### PROBLEM LINK:

**Author:** Vaibhav Tulsyan, Aditya Sarode

**Tester:** Aditya Sarode

**Editorialist:** Aditya Sarode

### DIFFICULTY:

MEDIUM

### PREREQUISITES:

Graphs, DFS

### PROBLEM:

Given a graph with K edges, find out the number of nodes connected to Mr. X such that the friend has the largest network of friends.

### QUICK EXPLANATION:

Construct graph using adjacency lists, sort the adjacency lists lexicographically, apply DFS to find the sizes of subgraphs connected to Mr. X.

### EXPLANATION:

We construct a graph in which the people are nodes and an edge between two nodes represent that the two people are friends.

So the problem is reduced to, given an undirected graph find out the number of nodes of a friend of Mr. X such that the friend has the largest network of friends.

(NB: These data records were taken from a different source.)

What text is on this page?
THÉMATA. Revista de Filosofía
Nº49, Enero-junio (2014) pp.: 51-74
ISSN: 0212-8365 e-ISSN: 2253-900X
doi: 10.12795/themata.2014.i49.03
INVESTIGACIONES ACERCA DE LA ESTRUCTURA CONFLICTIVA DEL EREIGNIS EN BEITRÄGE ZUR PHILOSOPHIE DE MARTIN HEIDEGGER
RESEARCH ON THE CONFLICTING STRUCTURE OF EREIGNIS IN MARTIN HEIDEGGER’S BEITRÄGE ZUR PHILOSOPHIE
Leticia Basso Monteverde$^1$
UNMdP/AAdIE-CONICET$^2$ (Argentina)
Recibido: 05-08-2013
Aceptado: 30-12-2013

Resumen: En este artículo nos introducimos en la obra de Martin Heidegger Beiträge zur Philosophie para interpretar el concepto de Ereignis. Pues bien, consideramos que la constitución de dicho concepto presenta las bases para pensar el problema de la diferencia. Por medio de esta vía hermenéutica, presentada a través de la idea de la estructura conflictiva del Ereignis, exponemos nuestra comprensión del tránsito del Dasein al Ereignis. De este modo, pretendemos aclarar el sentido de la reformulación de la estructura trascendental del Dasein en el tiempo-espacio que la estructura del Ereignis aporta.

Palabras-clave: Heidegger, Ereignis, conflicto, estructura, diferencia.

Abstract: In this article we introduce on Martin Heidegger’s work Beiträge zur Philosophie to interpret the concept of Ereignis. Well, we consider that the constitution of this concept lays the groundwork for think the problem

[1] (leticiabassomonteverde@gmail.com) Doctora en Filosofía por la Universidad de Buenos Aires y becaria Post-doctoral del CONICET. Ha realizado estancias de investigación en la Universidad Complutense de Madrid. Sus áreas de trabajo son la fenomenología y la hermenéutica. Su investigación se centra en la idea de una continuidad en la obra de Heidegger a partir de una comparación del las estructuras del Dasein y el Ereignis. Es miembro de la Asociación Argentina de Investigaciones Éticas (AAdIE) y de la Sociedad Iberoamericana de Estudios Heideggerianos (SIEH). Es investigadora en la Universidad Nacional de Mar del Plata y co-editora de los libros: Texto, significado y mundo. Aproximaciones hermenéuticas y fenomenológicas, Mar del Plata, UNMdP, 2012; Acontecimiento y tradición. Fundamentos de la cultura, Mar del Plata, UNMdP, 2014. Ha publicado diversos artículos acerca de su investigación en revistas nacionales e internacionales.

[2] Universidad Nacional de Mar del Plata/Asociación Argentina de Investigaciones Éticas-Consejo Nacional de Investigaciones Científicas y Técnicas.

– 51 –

To find the number of people in the network of a friend of Mr. X, we can apply dfs on that particular friend. The dfs would return the number of people in it’s network.

But applying Dfs seperately on each of Mr. X’s friend can result in a TLE, given the limits.

Thus we sort the adjacency list of Mr. X and apply dfs and as we are traversing each node, we mark it as visited. While applying dfs for other friends, we don’t consider them who have already been marked visited.

If two friends of Mr. X are in the same network, initially the one with lexicographically smallest name will be visited and so DFS won’t be applied to the next friend. Both the friends will have the same number of friends in network, but we need to consider the lexicographically smallest, which is achieved by applying DFS in this manner.

The number of nodes are not given, so the nodes must be added dynamically.